Several studies have evaluated the MMI’s feasibility, validity and effectiveness in determining the suitability of applicants and their subsequent clinical performance (Dowell et al, 2012; Eva et al, 2009; 2004; Reiter et al, 2007). Its success as an indicator of the professionalism and communication skills of candidates and its cost-effectiveness in terms of interview time have also been studied (Eva et al, 2009; Rosenfeld et al, 2008).

Preparing and running the MMIs

The School of Nursing Sciences at the University of East Anglia prepares students for interviews after qualifying by offering them practice in interview skills. The school recently adopted the MMI system in collaboration with King’s Lynn Foundation Trust, one of our service partners.

Chance and bias may be prevented by using many different interviewers and, to assist us in the MMI practice interviews, we recruited a trust governor, a service user, an NHS manager, a matron, a practice development nurse, a ward sister and a nurse lecturer. The interviews were offered to students on a return-to-nursing course and 10 took part.

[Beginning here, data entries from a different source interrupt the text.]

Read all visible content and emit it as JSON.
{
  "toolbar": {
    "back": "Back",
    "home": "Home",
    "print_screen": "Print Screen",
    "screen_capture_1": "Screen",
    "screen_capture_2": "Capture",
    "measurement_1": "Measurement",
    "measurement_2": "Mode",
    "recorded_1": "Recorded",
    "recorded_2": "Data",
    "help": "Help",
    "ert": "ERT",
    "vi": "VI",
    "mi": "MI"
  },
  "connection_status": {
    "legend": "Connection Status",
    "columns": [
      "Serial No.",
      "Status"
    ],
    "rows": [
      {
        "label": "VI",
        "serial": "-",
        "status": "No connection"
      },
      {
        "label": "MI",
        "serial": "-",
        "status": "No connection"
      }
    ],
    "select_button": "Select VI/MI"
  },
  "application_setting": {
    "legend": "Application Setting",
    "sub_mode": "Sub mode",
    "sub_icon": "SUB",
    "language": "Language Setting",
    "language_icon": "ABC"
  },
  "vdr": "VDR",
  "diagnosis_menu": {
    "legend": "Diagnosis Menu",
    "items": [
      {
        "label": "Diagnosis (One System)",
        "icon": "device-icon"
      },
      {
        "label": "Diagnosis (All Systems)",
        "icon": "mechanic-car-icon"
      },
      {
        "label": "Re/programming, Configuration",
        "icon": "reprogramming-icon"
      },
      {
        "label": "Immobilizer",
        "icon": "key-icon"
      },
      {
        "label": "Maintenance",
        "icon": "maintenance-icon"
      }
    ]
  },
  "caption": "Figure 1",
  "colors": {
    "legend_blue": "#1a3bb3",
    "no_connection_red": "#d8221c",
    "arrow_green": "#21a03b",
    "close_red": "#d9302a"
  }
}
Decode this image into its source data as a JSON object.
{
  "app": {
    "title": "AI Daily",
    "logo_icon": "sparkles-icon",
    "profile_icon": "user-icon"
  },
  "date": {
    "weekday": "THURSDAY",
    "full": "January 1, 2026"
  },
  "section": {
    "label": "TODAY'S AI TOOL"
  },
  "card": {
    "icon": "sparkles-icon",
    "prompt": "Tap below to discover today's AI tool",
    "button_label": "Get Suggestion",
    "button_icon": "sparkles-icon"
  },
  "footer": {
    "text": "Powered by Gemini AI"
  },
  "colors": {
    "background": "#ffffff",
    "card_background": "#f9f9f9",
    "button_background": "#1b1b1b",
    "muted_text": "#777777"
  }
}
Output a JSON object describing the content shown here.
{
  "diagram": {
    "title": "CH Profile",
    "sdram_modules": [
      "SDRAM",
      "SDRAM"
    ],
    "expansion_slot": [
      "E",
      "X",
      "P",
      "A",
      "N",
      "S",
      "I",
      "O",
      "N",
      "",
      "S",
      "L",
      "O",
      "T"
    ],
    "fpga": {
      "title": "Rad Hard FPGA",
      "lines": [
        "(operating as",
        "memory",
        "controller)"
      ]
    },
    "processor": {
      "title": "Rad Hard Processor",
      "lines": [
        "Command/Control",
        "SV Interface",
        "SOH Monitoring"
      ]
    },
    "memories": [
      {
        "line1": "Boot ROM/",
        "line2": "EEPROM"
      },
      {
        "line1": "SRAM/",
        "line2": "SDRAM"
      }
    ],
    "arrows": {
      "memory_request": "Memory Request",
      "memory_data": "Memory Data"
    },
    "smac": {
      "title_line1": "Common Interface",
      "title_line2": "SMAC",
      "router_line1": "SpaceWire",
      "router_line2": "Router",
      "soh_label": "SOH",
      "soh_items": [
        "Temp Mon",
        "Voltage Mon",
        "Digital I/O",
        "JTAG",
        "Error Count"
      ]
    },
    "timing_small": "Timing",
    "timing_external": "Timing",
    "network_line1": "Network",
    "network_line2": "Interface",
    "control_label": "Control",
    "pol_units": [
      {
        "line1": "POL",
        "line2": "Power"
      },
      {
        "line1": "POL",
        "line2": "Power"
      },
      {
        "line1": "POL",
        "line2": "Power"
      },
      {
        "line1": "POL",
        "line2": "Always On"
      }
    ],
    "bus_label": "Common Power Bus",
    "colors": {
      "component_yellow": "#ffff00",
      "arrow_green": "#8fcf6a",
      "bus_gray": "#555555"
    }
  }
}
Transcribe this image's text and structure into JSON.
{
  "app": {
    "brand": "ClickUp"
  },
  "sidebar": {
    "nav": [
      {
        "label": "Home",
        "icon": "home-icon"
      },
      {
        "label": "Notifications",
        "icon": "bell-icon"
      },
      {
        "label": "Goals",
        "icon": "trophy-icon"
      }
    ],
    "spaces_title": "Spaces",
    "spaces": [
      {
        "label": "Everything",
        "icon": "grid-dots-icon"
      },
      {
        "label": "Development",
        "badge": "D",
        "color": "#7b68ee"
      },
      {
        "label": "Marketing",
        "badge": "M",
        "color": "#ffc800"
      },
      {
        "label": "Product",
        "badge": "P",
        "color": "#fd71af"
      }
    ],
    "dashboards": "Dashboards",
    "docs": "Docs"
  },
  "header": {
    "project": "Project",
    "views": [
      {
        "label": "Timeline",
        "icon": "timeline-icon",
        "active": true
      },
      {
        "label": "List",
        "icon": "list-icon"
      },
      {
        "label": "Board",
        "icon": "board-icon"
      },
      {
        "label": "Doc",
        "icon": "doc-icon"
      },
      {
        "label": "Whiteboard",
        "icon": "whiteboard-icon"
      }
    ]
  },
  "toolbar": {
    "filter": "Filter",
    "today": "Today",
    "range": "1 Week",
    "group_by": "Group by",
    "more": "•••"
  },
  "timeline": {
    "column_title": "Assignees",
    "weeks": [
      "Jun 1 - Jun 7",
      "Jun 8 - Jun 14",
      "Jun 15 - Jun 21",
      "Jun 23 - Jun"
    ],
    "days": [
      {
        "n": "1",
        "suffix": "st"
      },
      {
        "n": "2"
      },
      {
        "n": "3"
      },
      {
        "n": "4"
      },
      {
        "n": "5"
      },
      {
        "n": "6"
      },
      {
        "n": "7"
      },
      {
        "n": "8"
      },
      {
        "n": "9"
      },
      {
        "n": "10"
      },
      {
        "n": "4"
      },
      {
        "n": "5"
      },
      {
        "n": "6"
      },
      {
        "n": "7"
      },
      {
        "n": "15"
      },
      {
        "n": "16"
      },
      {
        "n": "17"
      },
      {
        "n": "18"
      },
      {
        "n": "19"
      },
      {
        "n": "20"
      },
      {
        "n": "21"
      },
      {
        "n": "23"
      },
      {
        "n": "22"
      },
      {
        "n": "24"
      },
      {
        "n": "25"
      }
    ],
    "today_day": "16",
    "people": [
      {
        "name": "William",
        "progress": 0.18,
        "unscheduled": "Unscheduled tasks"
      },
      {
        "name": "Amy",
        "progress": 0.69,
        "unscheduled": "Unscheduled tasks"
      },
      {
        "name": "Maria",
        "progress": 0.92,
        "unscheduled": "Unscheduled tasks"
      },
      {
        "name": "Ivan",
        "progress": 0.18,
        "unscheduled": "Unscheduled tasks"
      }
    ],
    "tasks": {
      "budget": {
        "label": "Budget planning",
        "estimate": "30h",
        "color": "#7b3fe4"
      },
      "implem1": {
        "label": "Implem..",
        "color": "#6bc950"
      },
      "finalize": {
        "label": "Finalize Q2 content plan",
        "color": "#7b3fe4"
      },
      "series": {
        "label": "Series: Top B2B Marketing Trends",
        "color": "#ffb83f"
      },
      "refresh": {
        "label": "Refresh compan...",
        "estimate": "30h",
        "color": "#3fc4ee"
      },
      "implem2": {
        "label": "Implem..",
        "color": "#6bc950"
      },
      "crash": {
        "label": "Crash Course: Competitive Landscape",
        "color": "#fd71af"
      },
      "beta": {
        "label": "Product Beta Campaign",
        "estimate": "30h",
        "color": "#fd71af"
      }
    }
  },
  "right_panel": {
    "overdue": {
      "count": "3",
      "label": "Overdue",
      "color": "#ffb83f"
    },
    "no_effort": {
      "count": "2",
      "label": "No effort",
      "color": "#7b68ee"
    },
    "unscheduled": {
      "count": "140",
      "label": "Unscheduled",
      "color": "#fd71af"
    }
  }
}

On the day, we provided several short independent assessments at several stations, each with a theme. The time at each station was kept short, and stations were run simultaneously, with students moving in a circuit from station to station to prevent unnecessary waiting. Interviewers remained at the same station, where they assessed candidates on agreed criteria, such as professionalism, collaboration, communication and interpersonal skills, and task performance.

This system potentially gives candidates and interviewers a better chance of producing a good performance as they concentrate on one theme at a time.

A fairer approach

In an informal discussion after the MMIs, students said they preferred the MMI approach to traditional interviews.

All students said anxiety had affected their performance regardless of which station they started at. However, they felt they gave a better performance as the interview cycle progressed and said they enjoyed the process once they had overcome their nervousness.

Interviewers found the MMI system less fatiguing and more interesting than traditional interviews. Many valued the informality the system created but would have liked to have spent more time with the candidates. They also appreciated the opportunity to be involved in candidate selection.

The MMI approach may be a fairer system than the traditional interview. It allows a fuller assessment of a candidate’s attitudes and values. Involving different NHS personnel and service users appears to improve the selection process. It could also help to achieve a more accurate understanding of whether a candidate has the 6Cs - care, compassion, competence, communication, courage and commitment - that the chief nurse has called for.